E assim o valentão repetiu a mesma prática. Reproduziu conteúdo da vítima, mais uma vez, desta vez fazendo comentários ainda mais agressivos. Vasculhou uma foto da vítima, encontrou uma da infância e reproduziu com o seguinte comentário: "O maior pecado de você foi ter nascido". Procurando o perfil da vítima no Facebook, mandou uma mensagem muito violenta e ameaçadora: "Tua casa caiu, cara! Vou te visitar e sua boca vai ficar cheia de formiga!".
Voltou à cidade onde mora a vítima e, com outra máquina fotográfica, mais modesta, foi tirar fotos para as redes sociais. Ficou mais tempo no local, porque queria compensar o conteúdo perdido com um monte de fotos, para muitas postagens.
De repente, quando ele se agachava para tirar um ângulo diferente da paisagem, dois dos quatro homens que o interpelaram se aproximaram, e mais dois da outra ocasião e mais um deram uma leve corrida para perto. O miliciano que puxou o papo na outra ocasião lhe falou:
- Calma, cara! Tá nervoso, ficou com medo? A gente adorou suas fotos, tua máquina está em minha casa. - ele não revela que apagou o conteúdo e ficou com o objeto - A gente quer dar um passeio, porque tem um bar muito legal para a gente conversar e tomar um chope.
- É mesmo? - perguntou o valentão, um tanto assustado, mas tentando aparentar calma e simpatia.
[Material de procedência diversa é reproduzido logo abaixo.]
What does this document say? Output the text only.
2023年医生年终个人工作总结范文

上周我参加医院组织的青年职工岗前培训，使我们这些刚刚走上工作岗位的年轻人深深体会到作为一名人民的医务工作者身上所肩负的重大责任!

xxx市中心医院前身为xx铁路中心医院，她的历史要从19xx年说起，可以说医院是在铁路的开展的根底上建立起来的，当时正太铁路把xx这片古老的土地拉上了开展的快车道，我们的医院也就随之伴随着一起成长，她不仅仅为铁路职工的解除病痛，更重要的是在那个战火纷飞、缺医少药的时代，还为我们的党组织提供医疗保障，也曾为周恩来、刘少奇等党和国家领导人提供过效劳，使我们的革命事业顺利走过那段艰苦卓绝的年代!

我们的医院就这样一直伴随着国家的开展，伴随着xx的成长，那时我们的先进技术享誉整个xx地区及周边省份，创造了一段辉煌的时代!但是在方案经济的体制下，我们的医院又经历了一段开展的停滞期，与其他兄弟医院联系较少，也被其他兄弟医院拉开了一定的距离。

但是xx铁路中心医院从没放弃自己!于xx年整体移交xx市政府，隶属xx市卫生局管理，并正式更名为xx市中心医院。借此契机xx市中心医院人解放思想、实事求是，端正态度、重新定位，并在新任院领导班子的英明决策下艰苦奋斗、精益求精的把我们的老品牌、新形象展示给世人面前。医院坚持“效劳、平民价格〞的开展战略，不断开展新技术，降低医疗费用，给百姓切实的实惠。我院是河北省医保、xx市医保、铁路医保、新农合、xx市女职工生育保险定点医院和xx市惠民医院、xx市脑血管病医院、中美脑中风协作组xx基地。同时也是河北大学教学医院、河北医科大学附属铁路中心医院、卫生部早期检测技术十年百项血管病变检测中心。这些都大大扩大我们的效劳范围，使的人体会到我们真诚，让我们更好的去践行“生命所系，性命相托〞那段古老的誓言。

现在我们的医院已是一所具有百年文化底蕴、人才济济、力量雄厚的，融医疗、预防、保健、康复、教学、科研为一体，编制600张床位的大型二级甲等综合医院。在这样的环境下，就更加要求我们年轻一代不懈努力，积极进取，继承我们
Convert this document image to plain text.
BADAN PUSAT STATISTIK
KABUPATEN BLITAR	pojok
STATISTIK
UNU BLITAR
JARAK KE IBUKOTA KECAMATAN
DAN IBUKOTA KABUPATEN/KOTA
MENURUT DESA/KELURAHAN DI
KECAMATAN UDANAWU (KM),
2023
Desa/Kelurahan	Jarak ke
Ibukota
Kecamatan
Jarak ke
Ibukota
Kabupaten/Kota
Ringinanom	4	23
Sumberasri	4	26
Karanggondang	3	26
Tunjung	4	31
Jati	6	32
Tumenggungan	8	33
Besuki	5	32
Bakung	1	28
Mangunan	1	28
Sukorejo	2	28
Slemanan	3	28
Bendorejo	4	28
- É, pode entrar. A gente te leva de van. Esta tem ar condicionado, clima aconchegante. Vamos entrando.
Alguns homens agiam como se forçassem o rapaz a entrar no veículo. Além dos cinco homens, um sexto foi dirigir o veículo, sussurrando para o líder do grupo - o que puxou o papo - sobre para onde o veículo iria. Em voz baixa, ouviu-se algo como "cê vai pr'aquele terreno que lhe falei".
O valentão, sentado no banco de trás entre dois dos cinco homens, ficou nervoso, mas os membros do grupo lhe diziam para o cara ficar calmo. O líder do grupo insistia em dizer que o valentão deveria ficar tranquilo, ele "fazia parte da família" e o grupo iria papear tomando um chope num bar em cidade vizinha.
De fato o grupo foi para um bar tomar uma rodada de chope, comer alguma comida e jogar conversa fora. Falaram, sobretudo, sobre futebol, o que deixou o valentão até alegre. Todos pareciam rir animadamente. Quem os via, pensava que era um encontro de grandes amigos.
Quando iam embora, o líder do grupo disse que daria uma carona para o valentão, e teriam que passar por um terreno baldio porque o carro estaria estacionado numa rua do outro lado. Mas, assim que chegaram ao terreno baldio, todos pararam e pareciam pensativos, até que um deles e mais outros sacaram o revolver e apontaram para o valentão.
Acusaram o valentão de "invadir a área" controlada pelos milicianos, e o valentão tentou desmentir. Disse que só apareceu na cidade para "zoar" com um "colega", coisa "nada demais", argumento que não convenceu os milicianos, que achavam que ele estava "muito crescido" para tais "criancices". A discussão ficou séria e o valentão levou dois tiros na barriga, morrendo em seguida.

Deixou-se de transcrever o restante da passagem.